FINMA seeks to lower client identification threshold values in its Anti-Money Laundering Ordinance from CHF 5,000 to CHF 1,000 for transactions in cryptocurrencies.

The Swiss Financial Market Supervisory Authority (FINMA) aims to pass new rules affecting transactions in cryptocurrencies.

The new Financial Services Act FinSA and Financial Institutions Act FinIA came into force on January 1, 2020, along with the implementing ordinances – Financial Services Ordinance (FinSO), Financial Institutions Ordinance (FinIO) and Supervisory Organisations Ordinance (SOO) – passed by the Federal Council. These laws oblige FINMA to pass a number of implementing provisions pertaining to selected, mainly technical issues. As a result, FINMA has created a new Financial Institutions Ordinance (FinIO-FINMA) as well as amendments to current FINMA ordinances and circulars.

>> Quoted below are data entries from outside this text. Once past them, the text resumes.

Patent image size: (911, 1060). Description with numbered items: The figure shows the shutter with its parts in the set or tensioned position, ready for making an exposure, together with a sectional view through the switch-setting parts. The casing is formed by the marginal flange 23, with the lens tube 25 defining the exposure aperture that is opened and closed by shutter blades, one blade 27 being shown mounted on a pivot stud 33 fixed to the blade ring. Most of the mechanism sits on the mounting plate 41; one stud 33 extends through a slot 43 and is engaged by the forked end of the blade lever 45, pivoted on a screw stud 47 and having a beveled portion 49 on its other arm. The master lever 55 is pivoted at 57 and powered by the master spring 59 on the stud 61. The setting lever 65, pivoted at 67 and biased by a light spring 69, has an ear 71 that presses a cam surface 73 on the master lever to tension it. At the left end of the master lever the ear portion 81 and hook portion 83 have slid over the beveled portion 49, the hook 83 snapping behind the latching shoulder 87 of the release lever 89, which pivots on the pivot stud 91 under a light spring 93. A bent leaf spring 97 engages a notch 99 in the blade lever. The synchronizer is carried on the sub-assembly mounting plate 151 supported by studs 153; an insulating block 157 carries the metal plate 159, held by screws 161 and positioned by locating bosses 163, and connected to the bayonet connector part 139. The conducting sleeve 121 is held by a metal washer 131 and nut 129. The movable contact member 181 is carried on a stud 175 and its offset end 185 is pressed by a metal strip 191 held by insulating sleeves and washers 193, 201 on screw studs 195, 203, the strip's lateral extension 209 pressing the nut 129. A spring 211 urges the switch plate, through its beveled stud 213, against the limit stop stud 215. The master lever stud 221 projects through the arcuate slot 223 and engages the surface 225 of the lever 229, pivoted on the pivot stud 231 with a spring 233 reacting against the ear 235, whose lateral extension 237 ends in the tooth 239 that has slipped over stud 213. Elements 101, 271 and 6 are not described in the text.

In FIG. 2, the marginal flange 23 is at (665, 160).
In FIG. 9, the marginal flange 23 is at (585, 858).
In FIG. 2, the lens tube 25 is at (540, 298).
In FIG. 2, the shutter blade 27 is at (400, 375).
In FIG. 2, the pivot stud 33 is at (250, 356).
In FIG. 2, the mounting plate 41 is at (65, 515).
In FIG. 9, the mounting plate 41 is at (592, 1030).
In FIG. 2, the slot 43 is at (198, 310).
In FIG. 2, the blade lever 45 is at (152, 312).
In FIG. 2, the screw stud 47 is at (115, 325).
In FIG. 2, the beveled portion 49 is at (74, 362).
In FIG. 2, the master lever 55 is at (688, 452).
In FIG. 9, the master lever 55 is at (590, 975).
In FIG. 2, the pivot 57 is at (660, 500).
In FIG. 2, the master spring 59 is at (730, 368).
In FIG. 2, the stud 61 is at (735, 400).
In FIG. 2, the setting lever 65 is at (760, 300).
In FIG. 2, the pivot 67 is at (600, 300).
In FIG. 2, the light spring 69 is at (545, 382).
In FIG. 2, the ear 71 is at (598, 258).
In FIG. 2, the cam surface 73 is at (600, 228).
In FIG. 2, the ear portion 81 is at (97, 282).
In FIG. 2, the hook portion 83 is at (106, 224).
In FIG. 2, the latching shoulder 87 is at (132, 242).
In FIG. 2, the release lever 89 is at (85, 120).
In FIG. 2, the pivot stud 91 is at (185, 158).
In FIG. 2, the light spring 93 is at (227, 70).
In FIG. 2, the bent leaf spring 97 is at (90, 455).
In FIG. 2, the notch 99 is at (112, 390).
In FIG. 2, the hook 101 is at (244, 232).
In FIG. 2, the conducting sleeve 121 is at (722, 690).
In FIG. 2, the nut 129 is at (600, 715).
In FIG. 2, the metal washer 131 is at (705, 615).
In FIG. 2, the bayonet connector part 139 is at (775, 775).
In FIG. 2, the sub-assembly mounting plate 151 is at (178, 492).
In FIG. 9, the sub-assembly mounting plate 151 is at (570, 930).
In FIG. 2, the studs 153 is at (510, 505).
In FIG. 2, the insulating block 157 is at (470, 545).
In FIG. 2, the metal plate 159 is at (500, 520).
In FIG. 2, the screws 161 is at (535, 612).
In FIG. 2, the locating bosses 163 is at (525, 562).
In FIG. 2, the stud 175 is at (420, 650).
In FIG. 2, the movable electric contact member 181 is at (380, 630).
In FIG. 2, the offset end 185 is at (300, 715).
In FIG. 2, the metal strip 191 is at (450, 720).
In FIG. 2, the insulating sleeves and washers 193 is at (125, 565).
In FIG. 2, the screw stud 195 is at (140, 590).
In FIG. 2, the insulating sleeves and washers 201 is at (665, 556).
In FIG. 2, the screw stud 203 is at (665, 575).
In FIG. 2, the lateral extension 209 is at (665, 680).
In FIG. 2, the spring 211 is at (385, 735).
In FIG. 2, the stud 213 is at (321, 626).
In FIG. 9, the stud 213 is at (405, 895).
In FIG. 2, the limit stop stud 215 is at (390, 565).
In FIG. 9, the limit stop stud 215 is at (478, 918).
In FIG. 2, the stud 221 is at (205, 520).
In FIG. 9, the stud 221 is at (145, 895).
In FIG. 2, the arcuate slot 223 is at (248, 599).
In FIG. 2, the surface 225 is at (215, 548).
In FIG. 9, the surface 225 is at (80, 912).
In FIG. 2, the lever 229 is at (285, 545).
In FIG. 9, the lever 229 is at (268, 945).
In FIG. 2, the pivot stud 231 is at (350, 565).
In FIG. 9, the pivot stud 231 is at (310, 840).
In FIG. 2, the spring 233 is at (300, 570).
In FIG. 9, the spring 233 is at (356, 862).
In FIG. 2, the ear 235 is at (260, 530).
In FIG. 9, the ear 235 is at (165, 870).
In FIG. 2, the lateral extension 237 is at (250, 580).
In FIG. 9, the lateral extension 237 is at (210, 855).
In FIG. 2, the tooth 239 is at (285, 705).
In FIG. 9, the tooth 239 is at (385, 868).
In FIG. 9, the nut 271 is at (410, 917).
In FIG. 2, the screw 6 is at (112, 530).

FINMA will hold a public consultation on the new regulations up to April 9, 2020.

In particular, the regulator seeks to lower of the threshold value for exchange transactions in cryptocurrencies. FINMA proposes amending the client identification threshold values in its Anti-Money Laundering Ordinance (AMLO-FINMA) from CHF 5,000 to CHF 1,000 for exchange transactions in cryptocurrencies.

Through these measures, FINMA is implementing the international standards approved in mid-2019 and acknowledging the heightened money-laundering risks in the cryptocurrency area.

This skeptical stance regarding cryptocurrencies seems to be in tune with recent statements made by Switzerland’s Federal Council. In Decembe 2019, Switzerland’s Federal Council approved a report examining the opportunities and risks of introducing a cryptofranc (e-franc). The Council concluded that universally accessible central bank digital currency would bring no additional benefits for Switzerland at present. Instead, it would give rise to new risks, especially with regard to financial stability. The analysis conducted for the report shows that the introduction of a central bank digital currency will result in repercussions that can be far-reaching depending on the design, and that there are better solutions for most of the areas considered. The Federal Council therefore believes that universally accessible central bank digital currency would not bring any additional benefits at the moment.